Вообще ругательства на Востоке - самые грязные. Не то, чтобы в них было больше садизма, жестокости или оскорбительности; они неким касательным образом все-таки ближе к животному, пра-человеческому. Грузинское "цхели мутели" ("горячая пизда": "проститутка"), или редкие южно-азиатские выражения "сучье влагалище" и "бородатая пизда": в них больше звериного, грязного, подсознательного. "Бородатую пизду" Розен видел у одной японки, каким-то образом отрастившей длинную тонкую волосяную бородку, выбрив другие места. В ее интимное место были продеты четыре кольца и три бусинки, не считая вдетой концами во внешние губки ее женского органа тонкой цепочки. Японка умела курить губами своего нежного нижнего рта, цепко обхватив ими сигарету и раскуривая ее. Делала она это, сидя на корточках. Она владела еще целым рядом других, самых изощренных, фокусов, которые Валентина в первые два дня страшно возбудили, а на третий день надоели.

Десятки самых разнообразных по изобретательности ругательств выкрикивала во время полового акта одна весьма именитая американка испано-португальского происхождения. Бывшая Мисс-Америка, она снялась потом в девяти или десяти фильмах. Атакуя ее подвижную, аппетитную попку, Розен представлял себе, что он, русский, барает в задницу всю заносчивую Америку. Его знакомство с голливудской средой ограничилось ею - и одной чернокожей дамочкой, бывшей восходящей поп-звездой, карьера которой, едва начавшись, быстренько оборвалась. Однако, этого оказалось достаточно, чтобы получить прописку в Голливуде. Ну, и, конечно, пройти через шеренгу кроватей голливудских менеджеров и режиссеров: так это само собой разумеется, это даже не обсуждают. Розен увидел в ее спальне с десяток фотографий всех этих дядюшек с одинаковыми лошадиными улыбками, стареющих мефистофелей-дон-жуанов.

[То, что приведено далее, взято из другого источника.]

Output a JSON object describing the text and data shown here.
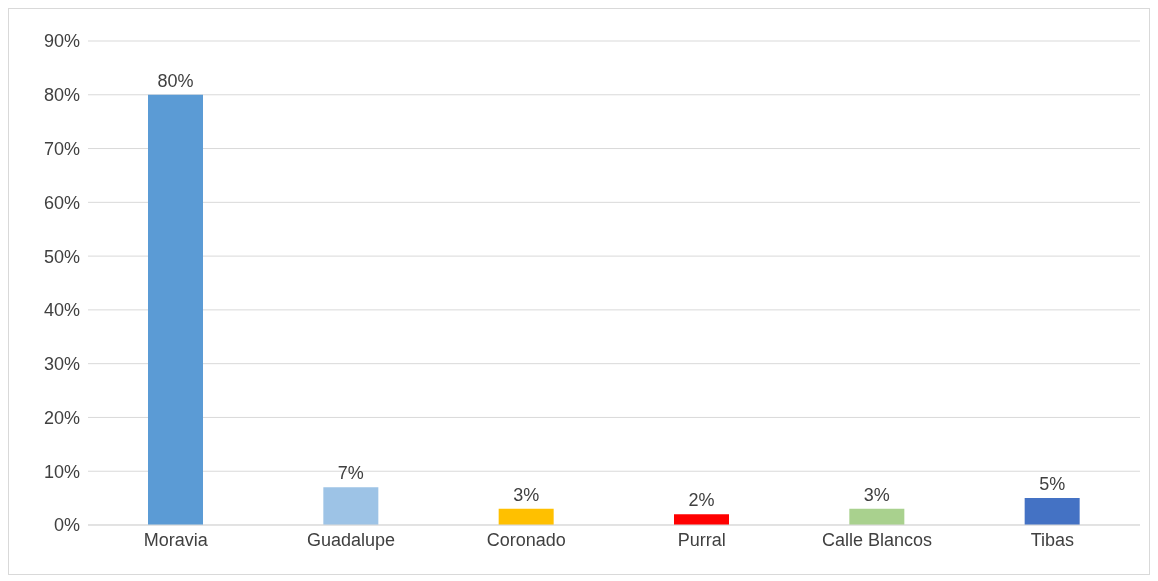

Когда все уже ПРОИЗОШЛО, Машенька неожиданно упрекнула его: "О чем ты все время думаешь? О своей прозе? Смотри, не выведи меня в одном из твоих противных рассказов!". - "Конечно, конечно. Обещаю тебе, малышка". - И он ее чмокнул в щеку. А сам подумал, что за все надо платить. Ведь и ты должна знать, примерная ученица, что бесплатный сыр - где?... правильно.... А посему - просим нас понять правильно.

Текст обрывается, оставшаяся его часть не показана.